Walk the dog, join a health club, get into running. Whatever you do, you've got to move your body as much as possible if you want to lose weight.
There's no getting around it: To lose weight and keep it off, you need to exercise. But some days that hardly seems possible. Our days are overbooked already! Yet experts agree - exercise must become part of your overall daily lifestyle. And starting the morning with exercise is the best habit of all.
"The key is getting exercise whenever you can - whether it's morning, afternoon, or evening," says Cedric X. Bryant, PhD, chief exercise physiologist of the American Council on Exercise. "Your goal is to move your body as much as possible."
But by starting your morning with physical activity, you set the day's pace, Bryant says. "Morning exercisers tend to stick with their exercise habit," he says. "By doing the bulk of exercise first thing in the morning, you get your exercise in before other distractions can intrude. We can all relate to that -- because once the day gets going, it's hard to get off the treadmill called life."
The Case for Morning Exercise
Research suggests that morning exercise improves sleep, a benefit that could also promote weight loss, Bryant tells WebMD. One study of overweight women between the ages of 50 to 75 showed that those who engaged in consistent morning exercise (about four hours a week) slept better than those who exercised less. The evening exercisers had more trouble falling asleep - even if they fit in the four hours a week.
Bryant explains the connection of sleep and weight loss: "We know that if you have poor quality sleep, it influences certain hormones that control appetite. It is possible that by exercising in the morning -- instead of evening - the exercise affects the body's circadian rhythm (your internal body clock) so you get better-quality sleep. Good sleep helps control the hormonal balance that helps control appetite."
Brisk exercise (an hour or more daily) has helped more than 4,000 "successful losers" in The National Weight Control Registry -- they've all lost 30 pounds or more and kept it off for a year or longer. Many of them break up their exercise into shorter spurts throughout the day instead of doing a single, marathon workout session.
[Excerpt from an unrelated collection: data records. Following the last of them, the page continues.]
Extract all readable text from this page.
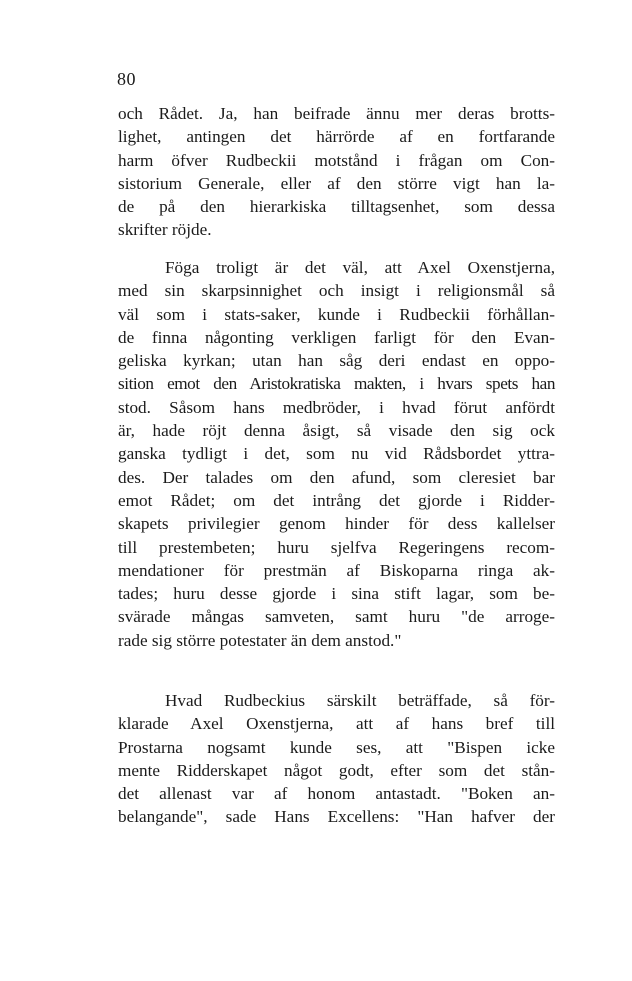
80
och Rådet. Ja, han beifrade ännu mer deras brotts-
lighet, antingen det härrörde af en fortfarande
harm öfver Rudbeckii motstånd i frågan om Con-
sistorium Generale, eller af den större vigt han la-
de på den hierarkiska tilltagsenhet, som dessa
skrifter röjde.
Föga troligt är det väl, att Axel Oxenstjerna,
med sin skarpsinnighet och insigt i religionsmål så
väl som i stats-saker, kunde i Rudbeckii förhållan-
de finna någonting verkligen farligt för den Evan-
geliska kyrkan; utan han såg deri endast en oppo-
sition emot den Aristokratiska makten, i hvars spets han
stod. Såsom hans medbröder, i hvad förut anfördt
är, hade röjt denna åsigt, så visade den sig ock
ganska tydligt i det, som nu vid Rådsbordet yttra-
des. Der talades om den afund, som cleresiet bar
emot Rådet; om det intrång det gjorde i Ridder-
skapets privilegier genom hinder för dess kallelser
till prestembeten; huru sjelfva Regeringens recom-
mendationer för prestmän af Biskoparna ringa ak-
tades; huru desse gjorde i sina stift lagar, som be-
svärade mångas samveten, samt huru "de arroge-
rade sig större potestater än dem anstod."
Hvad Rudbeckius särskilt beträffade, så för-
klarade Axel Oxenstjerna, att af hans bref till
Prostarna nogsamt kunde ses, att "Bispen icke
mente Ridderskapet något godt, efter som det stån-
det allenast var af honom antastadt. "Boken an-
belangande", sade Hans Excellens: "Han hafver der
"Think of your morning exercise like a business appointment - one you can't easily cancel," says Gary Foster, PhD, clinical director of the weight and eating disorders program at the University of Pennsylvania School of Medicine. "It takes discipline. But if you're overweight, you're at risk for a heart attack. If you don't do something about your weight, it's indirect self-destructive behavior. It's the same as smoking a pack of cigarettes daily. This has got to be the highest priority because it's your health."